4. İkinci Bölüm Üçüncü Komisyonunca, başvurunun karara bağlanması için Bölüm tarafından ilke kararı alınması gerekli görüldüğünden, Anayasa Mahkemesi İçtüzüğü’nün 33. maddesinin (3) numaralı fıkrası uyarınca kabul edilebilirlik incelemesinin Bölüm tarafından yapılmasına, dosyanın Bölüme gönderilmesine karar verilmiştir.
III. OLAY VE OLGULAR
A. Olaylar
5. Başvuru dilekçesindeki ilgili olaylar özetle şöyledir:
6. Başvurucu hakkında 2009 ve 2010 yıllarında göçmen kaçakçılığı, suç işlemek amacıyla kurulan örgüte üye olma, resmi belgede sahtecilik ve iftira suçlarını işlediği iddiasıyla, Ankara Cumhuriyet Başsavcılığının 2010/48490 Esas sayılı iddianamesiyle Ankara 20. Asliye Ceza Mahkemesine kamu davası açılmıştır.
7. Ankara 20. Asliye Ceza Mahkemesinin 26/4/2012 tarih ve E.2010/818, K. 2012/806 sayılı kararıyla başvurucunun, göçmen kaçakçılığı ve suç işlemek amacıyla kurulan örgüte üye olma suçlarından beraatine, resmi belgede sahtecilik suçundan 1 yıl 8 ay ve iftira suçundan 2 ay 15 gün hapis cezasıyla cezalandırılmasına karar verilmiştir.
8. Bu karar başvurucuya 4/5/2012 tarihinde tebliğ edilmiştir.
9. Ankara 20. Asliye Ceza Mahkemesinin anılan kararına karşı süresinde temyiz yoluna başvurulmadığından, başvurucu hakkındaki hüküm kesinleştirilerek infaz aşamasına geçilmiştir.
10. Başvurucu, bulunduğu ceza infaz kurumu aracılığıyla 8/5/2012 tarihinde temyiz dilekçesi verdiğini belirterek, eski hale getirme ve temyiz talebinde bulunmuştur.

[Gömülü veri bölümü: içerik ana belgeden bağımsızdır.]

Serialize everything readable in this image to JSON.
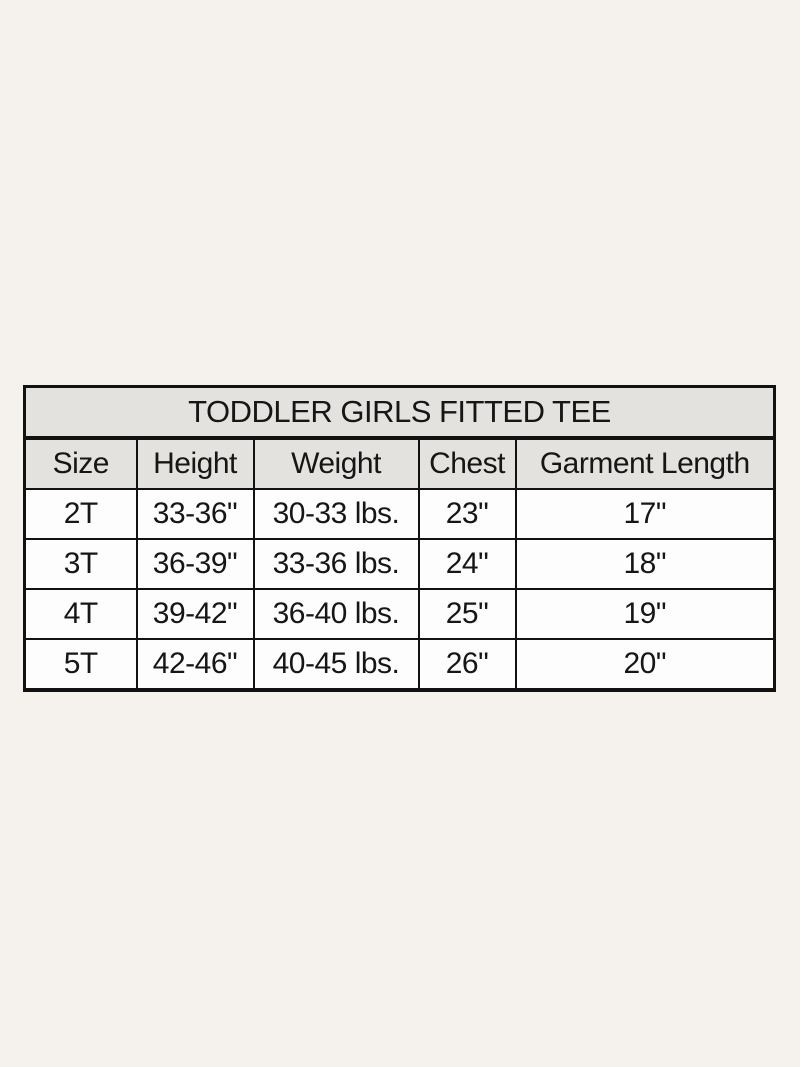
{
  "page": {
    "background_color": "#f5f2ee"
  },
  "chart_data": {
    "type": "table",
    "title": "TODDLER GIRLS FITTED TEE",
    "columns": [
      "Size",
      "Height",
      "Weight",
      "Chest",
      "Garment Length"
    ],
    "rows": [
      [
        "2T",
        "33-36\"",
        "30-33 lbs.",
        "23\"",
        "17\""
      ],
      [
        "3T",
        "36-39\"",
        "33-36 lbs.",
        "24\"",
        "18\""
      ],
      [
        "4T",
        "39-42\"",
        "36-40 lbs.",
        "25\"",
        "19\""
      ],
      [
        "5T",
        "42-46\"",
        "40-45 lbs.",
        "26\"",
        "20\""
      ]
    ],
    "layout": {
      "legend": "none",
      "grid": "full-borders"
    },
    "colors": {
      "header_background": "#e3e2df",
      "row_background": "#fdfdfd",
      "border": "#121212",
      "text": "#161616"
    }
  }
}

11. Ankara 20. Asliye Ceza Mahkemesinin 22/11/2012 tarih ve E. 2010/818, K. 2012/806 sayılı ek kararıyla, gerekçeli kararın tebliğinden sonra yasal süre içinde ceza infaz kurumuna temyiz dilekçesi verilmediği anlaşıldığından başvurucunun eski hale getirme ve temyiz talebi temyiz yolu açık olmak üzere reddedilmiştir.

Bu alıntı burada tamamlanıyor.